Pentingnya Pembuktian Unsur Pidana dalam Menjerat Penyebar Hoaks
Berita

Pentingnya Pembuktian Unsur Pidana dalam Menjerat Penyebar Hoaks

​​​​​​​Antara lain apakah informasi yang disampaikan itu menimbulkan permusuhan dan kebencian di masyarakat, atau tanpa hak untuk menyebarkan informasi itu.

Oleh:
Ady Thea DA
Bacaan 2 Menit

 

Pakar hukum pidana Universitas Padjajaran, Yesmi Anwar, mengatakan, harus ditelusuri lebih jauh lagi untuk menilai apakah suatu perbuatan itu tergolong pidana atau tidak. Misalnya, apakah perbuatan yang dilakukan itu memenuhi unsur pidana sebagaimana diatur dalam UU. Dalam kasus kebohongan publik, ini berlaku untuk orang yang memiliki jabatan publik.

 

Untuk pihak yang tidak menyandang jabatan publik, harus diukur apakah kebohongan yang dilakukan itu sampai mengganggu ketertiban umum? “Menurut saya ukurannya harus jelas untuk menentukan apakah seseorang melakukan tindak pidana atau tidak,” urai Yesmi.

 

Mengenai laporan yang dilakukan terhadap Ratna dkk, Yesmi mengatakan, itu boleh saja karena prinsipnya aparat kepolisian menerima semua laporan masyarakat. Tapi dalam prosesnya nanti aparat akan memilah apakah laporan itu bisa ditingkatkan atau tidak untuk berlanjut prosesnya dari penyelidikan, penyidikan sampai pengadilan. “Intinya belum bisa dibilang Ratna melakukan pidana atau belum karena harus ditelusuri dulu lebih lanjut,” tegasnya.

 

Dosen Fakultas Hukum Universitas Pelita Harapan, Jamin Ginting, menjelaskan pasal 28 ayat (2) UU ITE menyebut setiap orang dengan sengaja dan tanpa hak menyebarkan informasi yang ditujukan untuk menimbulkan rasa kebencian atau permusuhan individu dan/atau kelompok masyarakat tertentu berdasarkan atas suku, agama, ras, dan antar golongan (SARA). Dalam kasus ini, sebelum mengaku berbohong, Ratna telah konsisten mengungkapkan penganiayaan yang dialaminya baik kepada media dan pihak lain.

 

“Konsistensi itu yang dalam pidana disebut ada intention atau niat untuk menyebarkan informasi yang tidak benar. Perlu di lihat lagi apakah dalam informasi itu adakah unsur menimbulkan kebencian atau permusuhan di kalangan masyarakat,” papar mantan calon pimpinan KPK itu.

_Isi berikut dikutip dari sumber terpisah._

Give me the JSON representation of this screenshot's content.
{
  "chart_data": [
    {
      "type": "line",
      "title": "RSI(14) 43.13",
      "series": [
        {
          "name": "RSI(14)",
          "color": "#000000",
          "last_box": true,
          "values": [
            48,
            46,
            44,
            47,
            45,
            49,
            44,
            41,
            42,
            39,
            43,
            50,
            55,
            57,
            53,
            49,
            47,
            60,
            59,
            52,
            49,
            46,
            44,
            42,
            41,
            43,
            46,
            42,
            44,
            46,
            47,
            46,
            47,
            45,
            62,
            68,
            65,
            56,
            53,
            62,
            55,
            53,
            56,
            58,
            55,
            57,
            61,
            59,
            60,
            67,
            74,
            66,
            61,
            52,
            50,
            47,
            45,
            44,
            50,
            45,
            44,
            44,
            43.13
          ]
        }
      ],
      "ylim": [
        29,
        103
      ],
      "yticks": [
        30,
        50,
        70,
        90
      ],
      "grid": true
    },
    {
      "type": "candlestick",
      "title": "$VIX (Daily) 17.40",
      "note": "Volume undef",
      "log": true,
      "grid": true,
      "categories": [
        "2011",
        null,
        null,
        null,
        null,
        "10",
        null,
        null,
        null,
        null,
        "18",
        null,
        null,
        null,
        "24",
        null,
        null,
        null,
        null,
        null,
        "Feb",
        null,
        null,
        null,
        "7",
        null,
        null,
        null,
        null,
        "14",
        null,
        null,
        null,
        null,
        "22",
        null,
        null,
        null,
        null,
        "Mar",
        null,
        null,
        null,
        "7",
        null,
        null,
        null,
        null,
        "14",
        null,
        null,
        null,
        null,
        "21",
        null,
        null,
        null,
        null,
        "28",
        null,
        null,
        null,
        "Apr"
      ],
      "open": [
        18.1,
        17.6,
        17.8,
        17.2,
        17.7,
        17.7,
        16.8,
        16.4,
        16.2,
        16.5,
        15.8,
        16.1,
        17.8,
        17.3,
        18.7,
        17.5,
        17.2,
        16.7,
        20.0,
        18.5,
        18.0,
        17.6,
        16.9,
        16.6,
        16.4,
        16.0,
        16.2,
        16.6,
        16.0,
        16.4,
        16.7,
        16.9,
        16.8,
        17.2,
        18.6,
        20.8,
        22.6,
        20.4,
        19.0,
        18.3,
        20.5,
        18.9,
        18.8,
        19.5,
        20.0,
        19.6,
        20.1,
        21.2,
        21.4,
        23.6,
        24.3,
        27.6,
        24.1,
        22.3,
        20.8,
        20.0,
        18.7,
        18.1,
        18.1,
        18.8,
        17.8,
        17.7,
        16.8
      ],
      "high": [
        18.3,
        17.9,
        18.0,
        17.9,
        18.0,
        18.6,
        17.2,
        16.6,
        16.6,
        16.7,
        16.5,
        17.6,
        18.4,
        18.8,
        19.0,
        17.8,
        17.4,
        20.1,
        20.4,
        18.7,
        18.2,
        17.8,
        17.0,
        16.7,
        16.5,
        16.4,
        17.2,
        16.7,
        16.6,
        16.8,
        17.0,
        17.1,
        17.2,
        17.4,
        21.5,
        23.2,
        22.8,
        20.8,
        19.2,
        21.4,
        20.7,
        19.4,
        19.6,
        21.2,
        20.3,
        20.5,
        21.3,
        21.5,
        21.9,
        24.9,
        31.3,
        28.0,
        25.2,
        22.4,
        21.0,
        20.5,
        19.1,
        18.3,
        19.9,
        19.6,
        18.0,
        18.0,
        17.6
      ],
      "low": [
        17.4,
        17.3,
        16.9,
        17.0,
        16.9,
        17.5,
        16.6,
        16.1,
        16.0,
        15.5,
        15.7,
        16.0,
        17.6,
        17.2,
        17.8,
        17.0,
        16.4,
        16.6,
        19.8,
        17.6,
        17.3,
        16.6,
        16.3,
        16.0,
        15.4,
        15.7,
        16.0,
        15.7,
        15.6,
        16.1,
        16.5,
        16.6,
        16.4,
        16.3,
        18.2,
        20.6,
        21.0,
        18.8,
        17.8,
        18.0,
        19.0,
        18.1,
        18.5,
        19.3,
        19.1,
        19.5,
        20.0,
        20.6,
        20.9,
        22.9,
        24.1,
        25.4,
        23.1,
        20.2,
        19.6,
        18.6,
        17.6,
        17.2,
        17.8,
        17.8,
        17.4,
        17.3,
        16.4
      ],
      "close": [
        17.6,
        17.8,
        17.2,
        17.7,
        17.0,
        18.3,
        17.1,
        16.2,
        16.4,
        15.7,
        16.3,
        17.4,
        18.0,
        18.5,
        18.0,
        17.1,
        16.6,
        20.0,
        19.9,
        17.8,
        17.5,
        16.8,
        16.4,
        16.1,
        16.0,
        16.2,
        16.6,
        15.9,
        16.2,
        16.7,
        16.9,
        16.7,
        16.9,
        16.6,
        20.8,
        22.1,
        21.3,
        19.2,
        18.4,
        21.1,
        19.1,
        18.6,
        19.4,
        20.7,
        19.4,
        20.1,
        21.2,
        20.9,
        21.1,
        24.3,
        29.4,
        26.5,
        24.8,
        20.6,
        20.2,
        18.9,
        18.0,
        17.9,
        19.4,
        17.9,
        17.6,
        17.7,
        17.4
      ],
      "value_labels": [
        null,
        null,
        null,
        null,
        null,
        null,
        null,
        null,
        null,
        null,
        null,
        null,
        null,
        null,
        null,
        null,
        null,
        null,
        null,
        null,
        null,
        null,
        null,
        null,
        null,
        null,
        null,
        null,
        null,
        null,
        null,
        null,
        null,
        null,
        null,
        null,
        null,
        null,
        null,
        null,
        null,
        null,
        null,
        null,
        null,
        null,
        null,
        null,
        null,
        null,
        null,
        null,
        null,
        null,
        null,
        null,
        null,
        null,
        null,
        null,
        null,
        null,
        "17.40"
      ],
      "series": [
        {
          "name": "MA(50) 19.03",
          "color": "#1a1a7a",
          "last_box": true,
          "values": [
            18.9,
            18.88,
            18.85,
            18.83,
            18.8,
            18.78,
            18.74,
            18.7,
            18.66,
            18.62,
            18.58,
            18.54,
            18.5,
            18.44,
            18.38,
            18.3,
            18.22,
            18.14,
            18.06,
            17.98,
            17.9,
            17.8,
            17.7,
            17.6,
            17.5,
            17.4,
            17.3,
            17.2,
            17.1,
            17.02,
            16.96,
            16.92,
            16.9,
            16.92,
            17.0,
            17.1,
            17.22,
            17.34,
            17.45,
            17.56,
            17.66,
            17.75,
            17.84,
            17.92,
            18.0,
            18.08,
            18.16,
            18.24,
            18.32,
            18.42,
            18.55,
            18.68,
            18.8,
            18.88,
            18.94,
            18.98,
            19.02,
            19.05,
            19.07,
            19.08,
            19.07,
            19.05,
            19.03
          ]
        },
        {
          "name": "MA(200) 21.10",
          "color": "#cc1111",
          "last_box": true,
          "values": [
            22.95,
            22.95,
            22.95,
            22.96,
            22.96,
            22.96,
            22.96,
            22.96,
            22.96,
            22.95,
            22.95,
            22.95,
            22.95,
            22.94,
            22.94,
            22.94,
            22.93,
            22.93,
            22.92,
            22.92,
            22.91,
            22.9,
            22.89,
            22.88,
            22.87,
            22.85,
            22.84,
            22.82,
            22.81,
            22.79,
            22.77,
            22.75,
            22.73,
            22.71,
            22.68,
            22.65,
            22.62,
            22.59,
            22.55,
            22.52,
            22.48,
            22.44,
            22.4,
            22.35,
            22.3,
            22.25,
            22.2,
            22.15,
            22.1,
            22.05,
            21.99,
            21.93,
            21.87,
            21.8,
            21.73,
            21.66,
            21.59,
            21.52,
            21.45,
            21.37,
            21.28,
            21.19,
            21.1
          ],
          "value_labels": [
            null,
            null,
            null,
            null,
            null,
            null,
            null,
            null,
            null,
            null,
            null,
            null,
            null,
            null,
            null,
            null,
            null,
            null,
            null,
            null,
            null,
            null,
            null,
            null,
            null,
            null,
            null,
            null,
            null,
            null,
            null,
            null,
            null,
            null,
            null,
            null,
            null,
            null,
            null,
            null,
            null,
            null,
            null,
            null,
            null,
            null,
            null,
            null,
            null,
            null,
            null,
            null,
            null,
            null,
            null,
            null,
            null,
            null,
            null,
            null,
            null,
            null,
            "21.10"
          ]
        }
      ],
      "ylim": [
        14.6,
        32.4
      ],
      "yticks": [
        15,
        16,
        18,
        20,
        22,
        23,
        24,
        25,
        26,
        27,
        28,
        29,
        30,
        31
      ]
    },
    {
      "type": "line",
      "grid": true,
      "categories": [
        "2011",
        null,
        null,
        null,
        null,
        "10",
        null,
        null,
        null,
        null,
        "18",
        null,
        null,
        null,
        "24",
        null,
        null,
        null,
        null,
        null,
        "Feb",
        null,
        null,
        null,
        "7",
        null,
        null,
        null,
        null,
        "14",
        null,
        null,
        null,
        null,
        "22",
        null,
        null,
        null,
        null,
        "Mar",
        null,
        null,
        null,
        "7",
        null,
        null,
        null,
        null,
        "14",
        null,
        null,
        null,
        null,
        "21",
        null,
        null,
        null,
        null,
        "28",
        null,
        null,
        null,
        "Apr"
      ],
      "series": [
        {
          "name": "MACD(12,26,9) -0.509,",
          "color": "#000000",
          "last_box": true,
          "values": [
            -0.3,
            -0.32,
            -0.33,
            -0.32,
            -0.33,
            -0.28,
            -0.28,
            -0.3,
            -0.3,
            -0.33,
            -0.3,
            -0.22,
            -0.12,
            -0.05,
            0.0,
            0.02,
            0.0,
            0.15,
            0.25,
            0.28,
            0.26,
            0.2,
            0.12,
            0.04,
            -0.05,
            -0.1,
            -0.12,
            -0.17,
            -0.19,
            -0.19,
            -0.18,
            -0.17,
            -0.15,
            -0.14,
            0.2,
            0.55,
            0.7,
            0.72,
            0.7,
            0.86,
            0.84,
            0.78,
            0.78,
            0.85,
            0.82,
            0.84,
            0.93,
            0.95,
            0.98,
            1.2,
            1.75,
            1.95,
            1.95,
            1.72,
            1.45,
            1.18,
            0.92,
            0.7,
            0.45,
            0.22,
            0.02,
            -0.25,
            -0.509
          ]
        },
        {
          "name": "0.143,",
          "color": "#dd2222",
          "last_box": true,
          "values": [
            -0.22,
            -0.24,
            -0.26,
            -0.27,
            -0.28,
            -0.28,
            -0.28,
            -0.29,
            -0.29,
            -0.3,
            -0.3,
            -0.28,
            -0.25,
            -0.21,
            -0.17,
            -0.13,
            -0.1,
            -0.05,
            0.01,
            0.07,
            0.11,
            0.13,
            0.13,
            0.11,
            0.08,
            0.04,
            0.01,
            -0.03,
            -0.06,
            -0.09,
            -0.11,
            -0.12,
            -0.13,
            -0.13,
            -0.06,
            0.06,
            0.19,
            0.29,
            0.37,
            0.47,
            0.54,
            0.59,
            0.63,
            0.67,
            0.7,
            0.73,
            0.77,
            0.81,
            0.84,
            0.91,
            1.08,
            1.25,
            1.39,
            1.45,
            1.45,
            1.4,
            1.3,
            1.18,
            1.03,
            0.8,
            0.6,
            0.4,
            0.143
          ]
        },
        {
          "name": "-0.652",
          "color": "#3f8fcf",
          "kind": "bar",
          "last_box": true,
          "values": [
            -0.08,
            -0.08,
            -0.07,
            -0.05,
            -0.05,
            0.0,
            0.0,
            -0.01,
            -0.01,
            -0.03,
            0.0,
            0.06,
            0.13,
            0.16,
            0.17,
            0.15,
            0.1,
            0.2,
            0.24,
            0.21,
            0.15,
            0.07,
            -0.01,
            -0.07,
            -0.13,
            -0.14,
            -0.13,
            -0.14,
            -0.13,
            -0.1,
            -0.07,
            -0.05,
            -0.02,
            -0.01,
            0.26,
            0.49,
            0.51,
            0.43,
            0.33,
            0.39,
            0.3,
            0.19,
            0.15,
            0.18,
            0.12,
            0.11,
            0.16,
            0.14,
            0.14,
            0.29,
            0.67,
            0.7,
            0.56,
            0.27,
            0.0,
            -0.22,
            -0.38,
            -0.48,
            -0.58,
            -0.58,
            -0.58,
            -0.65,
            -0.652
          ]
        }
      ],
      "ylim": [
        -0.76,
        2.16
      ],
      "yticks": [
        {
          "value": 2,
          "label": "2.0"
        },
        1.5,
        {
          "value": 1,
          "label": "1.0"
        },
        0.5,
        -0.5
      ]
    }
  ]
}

Selain itu Jamin menyoroti frasa ‘setiap orang dengan sengaja dan tanpa hak menyebarkan informasi.’ Menurutnya, frasa itu menyangkut eksistensi apakah orang tersebut berwenang atau tidak menyebarkan informasi yang bersangkutan. Frasa ini menurutnya ‘aneh’ karena sifatnya pribadi dan berpotensi menyulitkan penyidik untuk menelusurinya.

Staf Pengajar STHI Jentera, Miko Ginting, berpendapat kasus ini masuk dalam delik penyebaran berita bohong, menyesatkan, dan tidak lengkap. Tapi perlu diingat, perbuatan ini harus menimbulkan akibat yakni menyebabkan terjadinya keonaran. Ketentuan ini diatur dalam pasal 14 dan 15 UU No.1 Tahun 1946. “Yang menentukan terjadi keonaran atau tidak itu penuntut umum di persidangan dan diputus hakim,” ujarnya.